The lawsuit filed by the tribe last Thursday sought to delay this week's launch of the sports betting market in the state, saying the law was unconstitutional.
Two Arizona tribes that received sports betting licenses from the state said over the weekend they intended to intervene in the preliminary injunction motion. They did not offer testimony Monday.
During the hearing, Smith questioned both attorneys, but seemed to have more pointed questions for tribe attorney Nicole Simmons. The judge asked what the financial ramifications for the Yavapai-Prescott tribe would be and if they had done an analysis of the possible revenue loss. He also asked why the tribe believed Proposition 202 limited future gaming in Arizona.
Simmons, whose internet cut out during the call and talked mostly by phone, said any change to gambling law “has to be lawful,” and that gambling expansion in the state needed voter approval.

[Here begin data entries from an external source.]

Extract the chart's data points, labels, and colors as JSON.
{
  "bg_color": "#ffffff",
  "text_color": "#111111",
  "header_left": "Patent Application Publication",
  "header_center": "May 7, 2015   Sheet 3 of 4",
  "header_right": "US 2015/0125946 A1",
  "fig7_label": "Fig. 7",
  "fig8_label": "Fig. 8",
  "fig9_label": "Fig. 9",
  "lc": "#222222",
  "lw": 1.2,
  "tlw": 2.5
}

Smith pointed out that Proposition 202 provides a reduced financial obligation from the tribe and gives them the right to engage in other forms of gambling if there is an expansion.

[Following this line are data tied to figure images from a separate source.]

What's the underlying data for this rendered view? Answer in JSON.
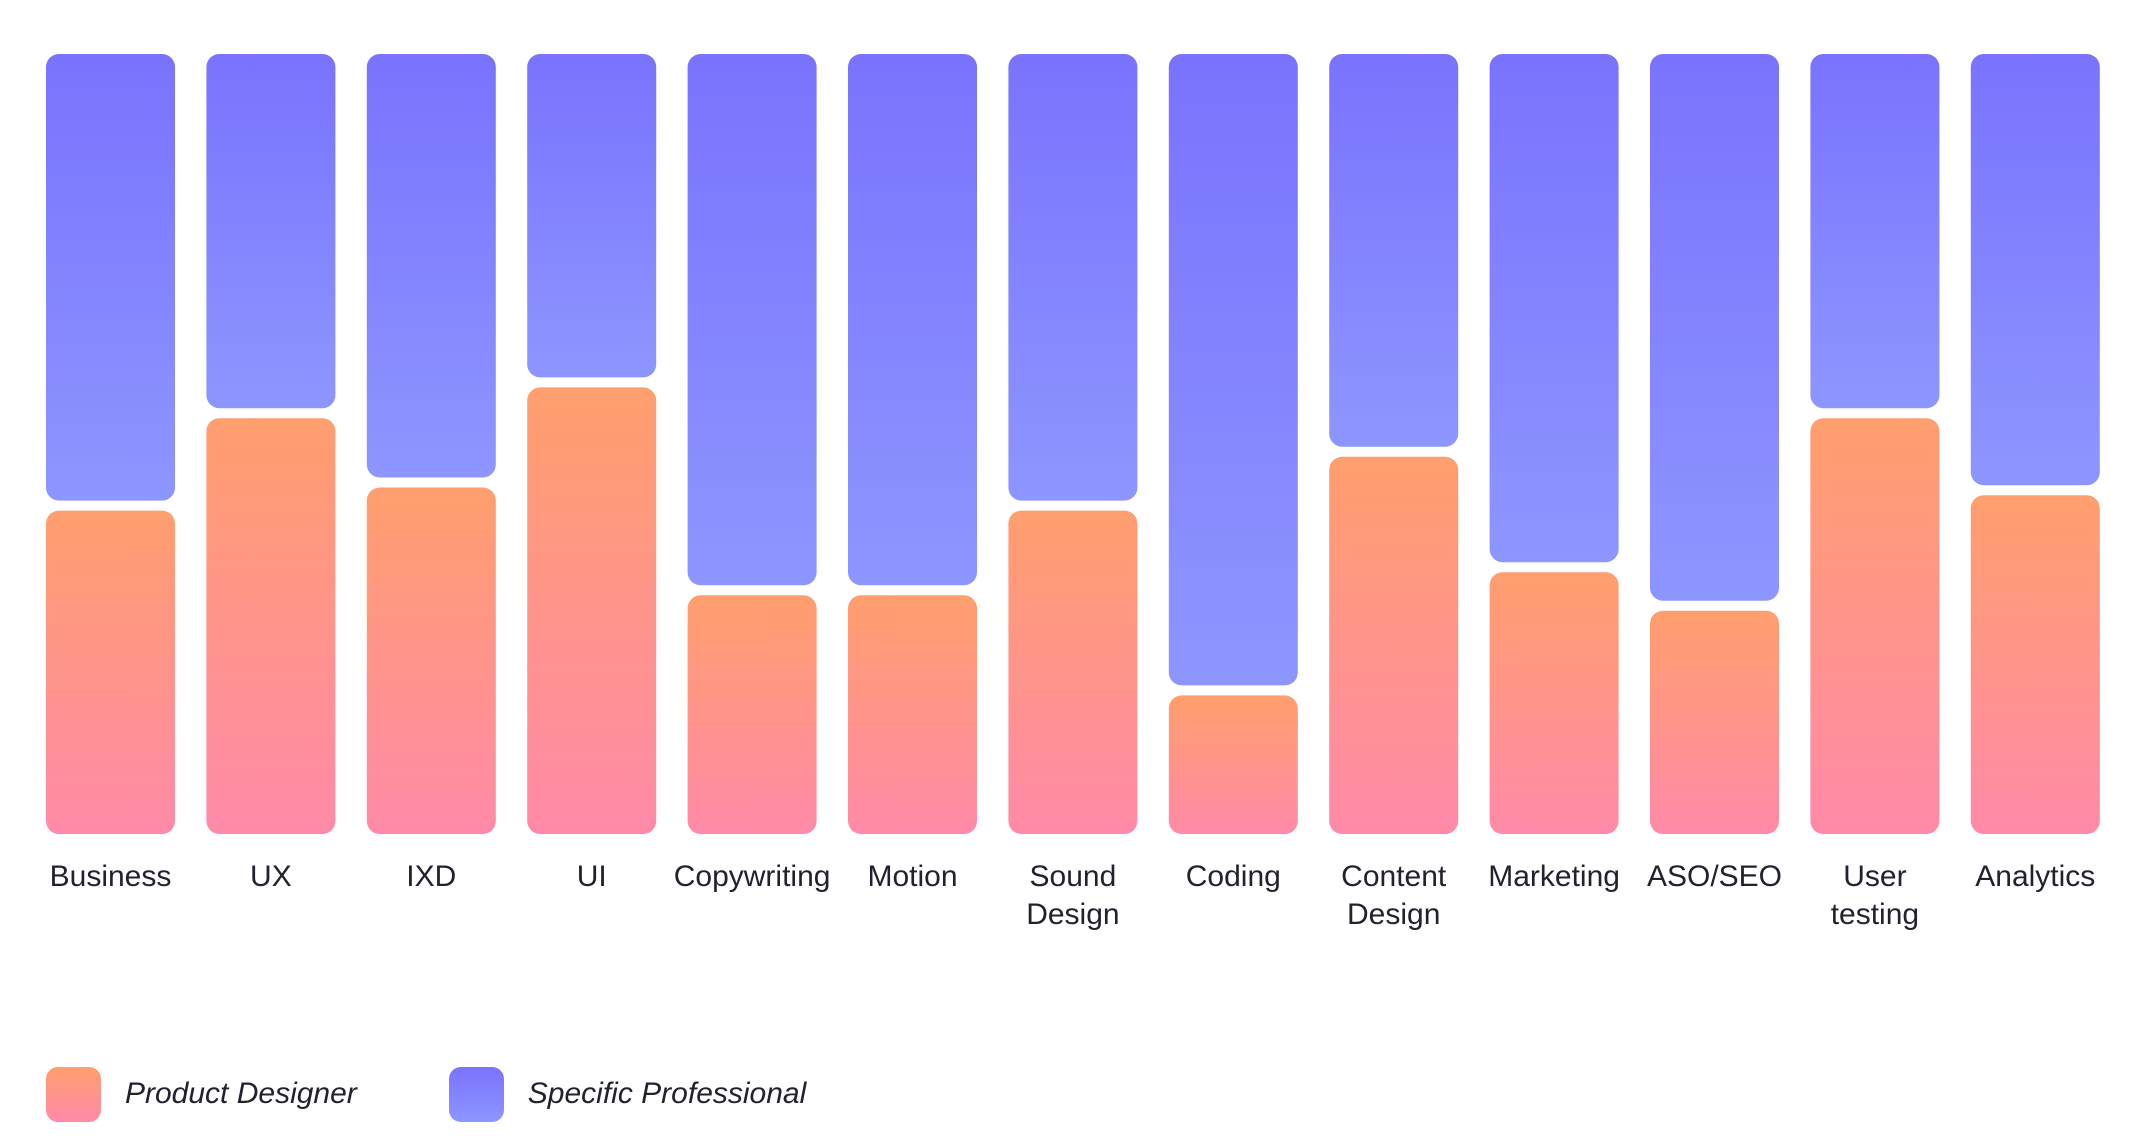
{
  "chart_data": {
    "type": "bar",
    "stacked": true,
    "normalized": true,
    "categories": [
      "Business",
      "UX",
      "IXD",
      "UI",
      "Copywriting",
      "Motion",
      "Sound Design",
      "Coding",
      "Content Design",
      "Marketing",
      "ASO/SEO",
      "User testing",
      "Analytics"
    ],
    "category_lines": [
      [
        "Business"
      ],
      [
        "UX"
      ],
      [
        "IXD"
      ],
      [
        "UI"
      ],
      [
        "Copywriting"
      ],
      [
        "Motion"
      ],
      [
        "Sound",
        "Design"
      ],
      [
        "Coding"
      ],
      [
        "Content",
        "Design"
      ],
      [
        "Marketing"
      ],
      [
        "ASO/SEO"
      ],
      [
        "User",
        "testing"
      ],
      [
        "Analytics"
      ]
    ],
    "series": [
      {
        "name": "Product Designer",
        "values": [
          42,
          54,
          45,
          58,
          31,
          31,
          42,
          18,
          49,
          34,
          29,
          54,
          44
        ]
      },
      {
        "name": "Specific Professional",
        "values": [
          58,
          46,
          55,
          42,
          69,
          69,
          58,
          82,
          51,
          66,
          71,
          46,
          56
        ]
      }
    ],
    "colors": {
      "product_designer_top": "#ff9e6d",
      "product_designer_bottom": "#ff8aa8",
      "specific_professional_top": "#7a72fd",
      "specific_professional_bottom": "#8d96ff"
    },
    "title": "",
    "xlabel": "",
    "ylabel": "",
    "ylim": [
      0,
      100
    ],
    "grid": false,
    "legend_position": "bottom-left"
  },
  "legend": {
    "items": [
      {
        "label": "Product Designer",
        "icon": "orange-pink-gradient-swatch"
      },
      {
        "label": "Specific Professional",
        "icon": "violet-gradient-swatch"
      }
    ]
  }
}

Ducey attorney Anni L. Foster said the tribe was attempting to “turn the clock backward so they can get a do-over,” in regard to the injunction.
The judge did have questions for Foster about licenses given out by the state for NASCAR and PGA Tour events.
Attorney Pat Irvine represented the Vogt, but only spoke for about five minutes after Foster’s presentation.
Clock Ticking Toward Launch
Knowing that the state is trying to launch sports betting this week, the judge held the hearing on a holiday. Smith also realizes that his decision will likely be appealed.
The Yavapai-Prescott tribe was not part of the new gaming compacts and was not licensed for sports betting. It owns two casinos in Prescott north of Phoenix — Bucky’s Casino and the Yavapai Casino.
Bettors have been able to sign up during early registration that began on Aug. 28 and receive AZ sportsbook promos. On Aug. 27, the ADG approved sports betting licenses for 10 tribes and eight pro franchises or venues.
2 Tribes Side With The State
The Tonto Apache and Quechan Tribes issued a news release over the weekend saying they filed a notice “of intent to intervene in the legal action, and will also pursue a motion to dismiss as needed.” Both were awarded sports betting licenses under the new law and operate casinos in Arizona.
"The truth is that we spent five years in painstaking, good-faith negotiations with the governor and the Department of Gaming to protect our interests and ensure that our amended compact provides the best possible economic benefits for our people," Tonto Apache Chairman Calvin Johnson said in the release. "We sought to engage Yavapai leaders in developing strategies that would benefit small, like-minded tribes like ours, but they declined, saying they would simply sue if they were unhappy with the outcome of negotiations."
Quechan President Jordan Joaquin said “it is very unfortunate to see the Yavapai seek to unravel all this progress after they chose to sit on the sidelines during our compact amendment negotiations."